Lorsqu’un accident de la circulation se produit, les victimes de celui-ci peuvent prétendre à des indemnités en cas de préjudice corporel. En ce qui concerne les conditions d’indemnisations, celles-ci peuvent présenter des différences selon le degré de responsabilité des personnes impliquées.

Nous avons posé quelques questions pour y voir plus clair aux collaborateurs du cabinet Collard & Associés spécialisé dans les dommages corporels.

Que faire en cas d’accident de la route ?

La loi Badinter a été mise en place le 5 juillet 1985. Elle a vocation à assurer la protection des victimes d’accidents de la route, impliquant des voitures ou des motos. En cas d’accident routier, les parties concernées ont pour obligation de remplir un constat à l’amiable en premier lieu. Celui-ci permet d’expliquer les faits de la manière la plus détaillée que possible.

Le cas échéant, les forces de l’ordre peuvent être amenées à rédiger un procès-verbal, en vue de d’établir les implications de chacune des parties dans l’accident.

En règle générale, le règlement des indemnités s’effectue par l’assurance de la personne responsable de l’accident. Il arrive toutefois que ce soit l’assurance de la victime qui prenne en charge celui-ci, conformément à la convention IRCA. La victime peut également signaler au procureur de la République un comportement jugé répréhensible qu’aurait adopté le responsable de l’accident, et ce, par le biais d’une plainte.

Quelles sont les modalités de demande d’indemnisation ?

On dispose d’un délai de 5 jours pour signaler à l’assurance l’accident. Il est probable que vous receviez ensuite un formulaire que vous devrez retourner sous six semaines.

L’assurance dispose de 8 mois pour vous adresser une proposition d’indemnisation provisionnelle. Grâce à celle-ci, vous serez en mesure de régler les premiers frais engagés. Par la suite, l’assurance peut vous demander de passer une expertise médicale provisoire.

Cette disposition a pour objectif d’estimer l’étendue du dommage corporel ainsi que la somme des indemnités à prévoir. Le praticien consulté doit communiquer ses conclusions avant le terme de 20 jours.

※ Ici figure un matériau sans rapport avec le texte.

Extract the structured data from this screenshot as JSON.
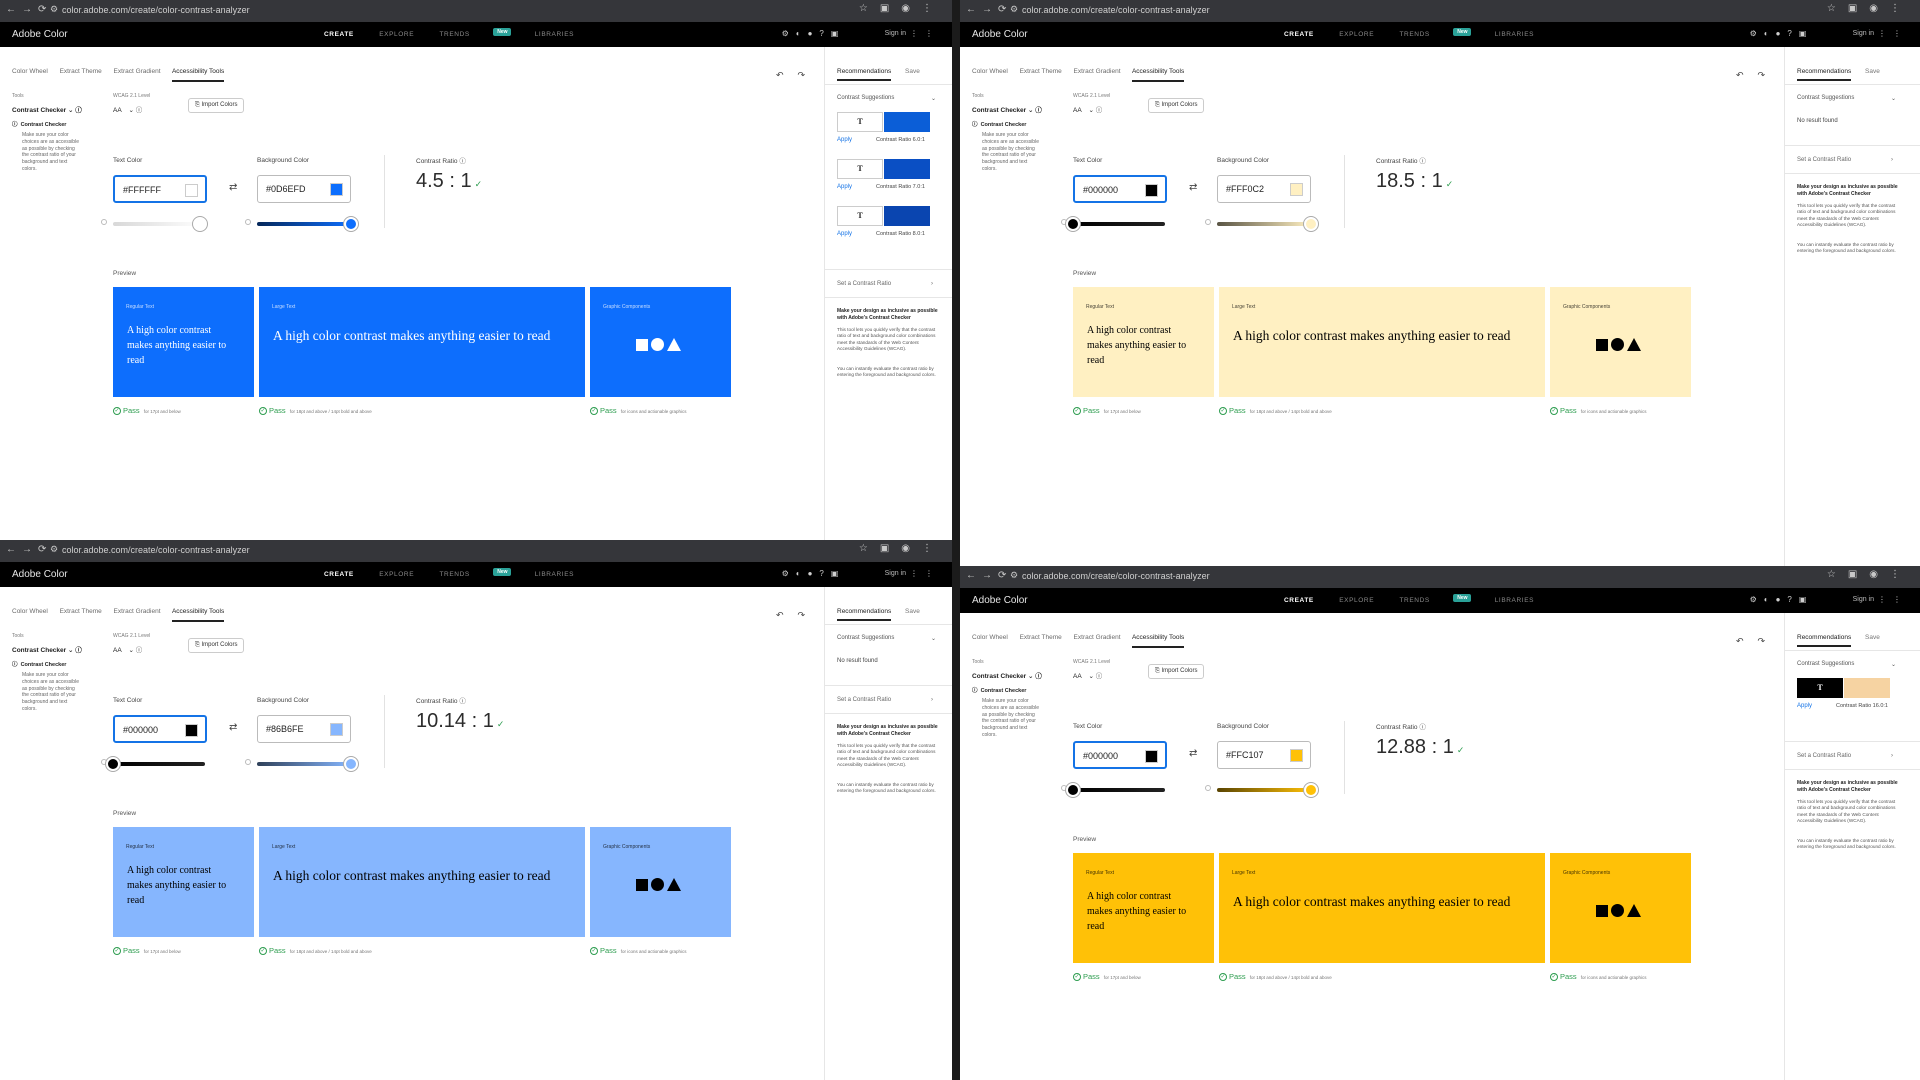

L’étape suivante est celle de la consolidation qui intervient lorsqu’il n’y a plus de risque de changement quant à l’état de santé de la victime. Le rôle du médecin expert consiste alors à établir une liste des préjudices relatifs à l’accident, selon la nomenclature DINTILHAC. Il convient de demander la présence d’un médecin-conseil pour le déroulement de cette expertise. Cette précaution permet de garantir que les préjudices subis seront évalués au plus juste.

S’il y a lieu de remettre en cause l’expertise, il faut alors lancer une procédure d’expertise amiable qui peut être contradictoire, judiciaire ou arbitrale.

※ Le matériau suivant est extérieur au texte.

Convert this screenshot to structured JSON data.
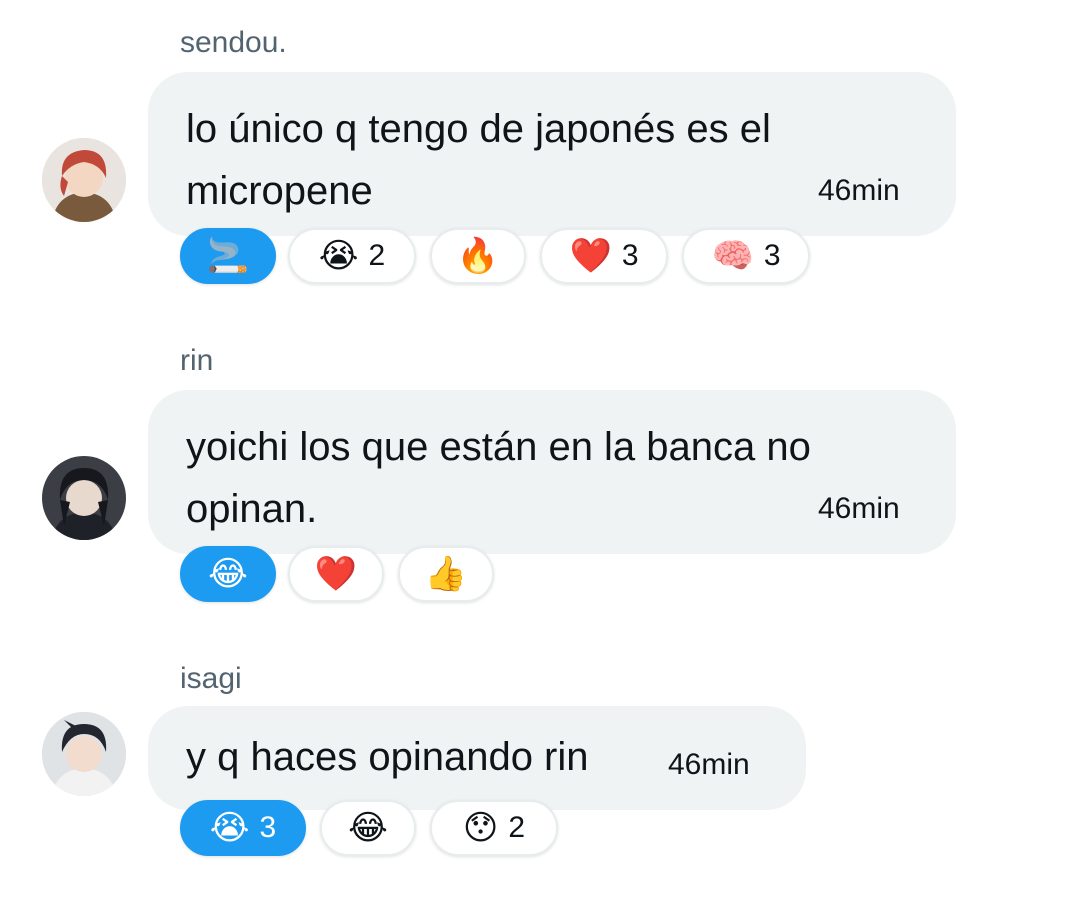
{
  "messages": [
    {
      "sender": "sendou.",
      "text": "lo único q tengo de japonés es el\nmicropene",
      "time": "46min",
      "reactions": [
        {
          "emoji": "🚬",
          "count": "",
          "mine": true
        },
        {
          "emoji": "😭",
          "count": "2",
          "mine": false
        },
        {
          "emoji": "🔥",
          "count": "",
          "mine": false
        },
        {
          "emoji": "❤️",
          "count": "3",
          "mine": false
        },
        {
          "emoji": "🧠",
          "count": "3",
          "mine": false
        }
      ]
    },
    {
      "sender": "rin",
      "text": "yoichi los que están en la banca no\nopinan.",
      "time": "46min",
      "reactions": [
        {
          "emoji": "😂",
          "count": "",
          "mine": true
        },
        {
          "emoji": "❤️",
          "count": "",
          "mine": false
        },
        {
          "emoji": "👍",
          "count": "",
          "mine": false
        }
      ]
    },
    {
      "sender": "isagi",
      "text": "y q haces opinando rin",
      "time": "46min",
      "reactions": [
        {
          "emoji": "😭",
          "count": "3",
          "mine": true
        },
        {
          "emoji": "😂",
          "count": "",
          "mine": false
        },
        {
          "emoji": "😯",
          "count": "2",
          "mine": false
        }
      ]
    }
  ],
  "colors": {
    "bubble": "#eff3f4",
    "accent": "#1d9bf0",
    "muted": "#536471"
  }
}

Comment percevoir la meilleure indemnisation possible pour un dommage corporel ?

Dès lors que le rapport d’expertise convient aux parties, l’assurance est alors en mesure de proposer un montant relatif aux indemnités. En cas d’adhésion à l’offre, la victime doit en faire part à l’assurance qui, en retour, lui transmet un procès-verbal de transaction. Il faut ensuite que la victime signe le document et le renvoie en lettre recommandée avec accusé de réception.

À compter de cette date, il est possible de se rétracter dans les 15 jours qui suivent. Lorsque la victime ne souhaite pas accepter l’offre, elle peut soit solliciter une autre offre de la part de l’assureur, soit porter l’affaire en justice.

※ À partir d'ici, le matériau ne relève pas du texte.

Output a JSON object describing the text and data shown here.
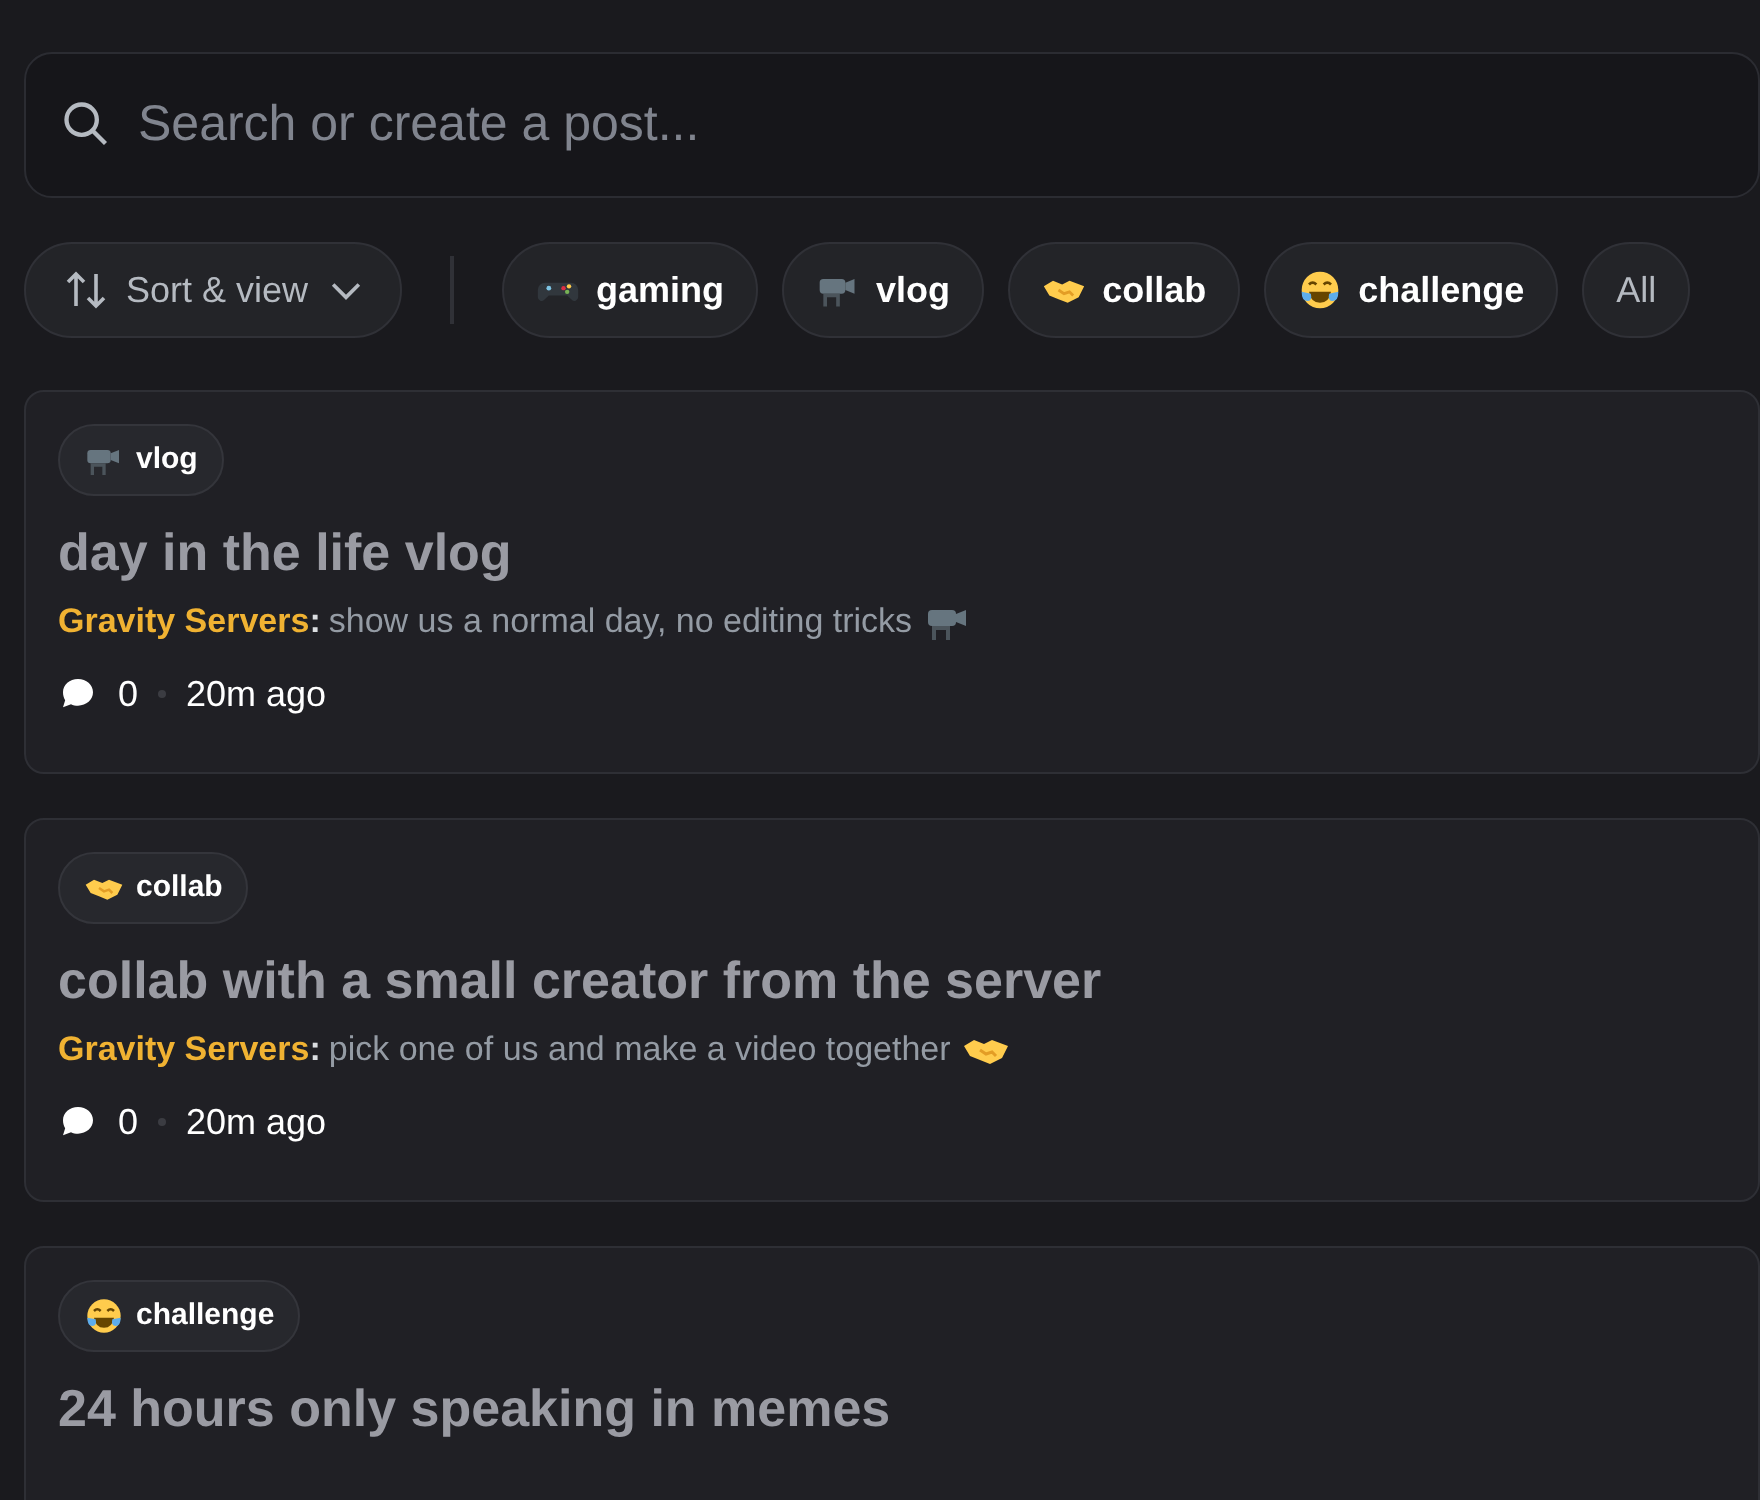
{
  "search": {
    "placeholder": "Search or create a post..."
  },
  "sort_button": {
    "label": "Sort & view"
  },
  "tag_filters": [
    {
      "label": "gaming",
      "kind": "gamepad"
    },
    {
      "label": "vlog",
      "kind": "camera"
    },
    {
      "label": "collab",
      "kind": "handshake"
    },
    {
      "label": "challenge",
      "kind": "laughing"
    },
    {
      "label": "All",
      "kind": "text"
    }
  ],
  "posts": [
    {
      "tag": {
        "label": "vlog",
        "kind": "camera"
      },
      "title": "day in the life vlog",
      "author": "Gravity Servers",
      "separator": ":",
      "message": "show us a normal day, no editing tricks",
      "comments": "0",
      "time": "20m ago"
    },
    {
      "tag": {
        "label": "collab",
        "kind": "handshake"
      },
      "title": "collab with a small creator from the server",
      "author": "Gravity Servers",
      "separator": ":",
      "message": "pick one of us and make a video together",
      "comments": "0",
      "time": "20m ago"
    },
    {
      "tag": {
        "label": "challenge",
        "kind": "laughing"
      },
      "title": "24 hours only speaking in memes"
    }
  ]
}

Pour ce qui concerne l’indemnisation à la suite d’un accident routier, celle-ci doit s’effectuer avant l’expiration du terme d’un mois. Ce délai court à compter de l’achèvement de la période de dénonciation. Si l’assurance ne verse pas les indemnités avant la période prévue, elle encourt des pénalités de retard. Ces dernières s’élèvent à 5 fois l’intérêt légal pour un retard de moins de deux mois et à 2 fois l’intérêt légal pour un retard plus important.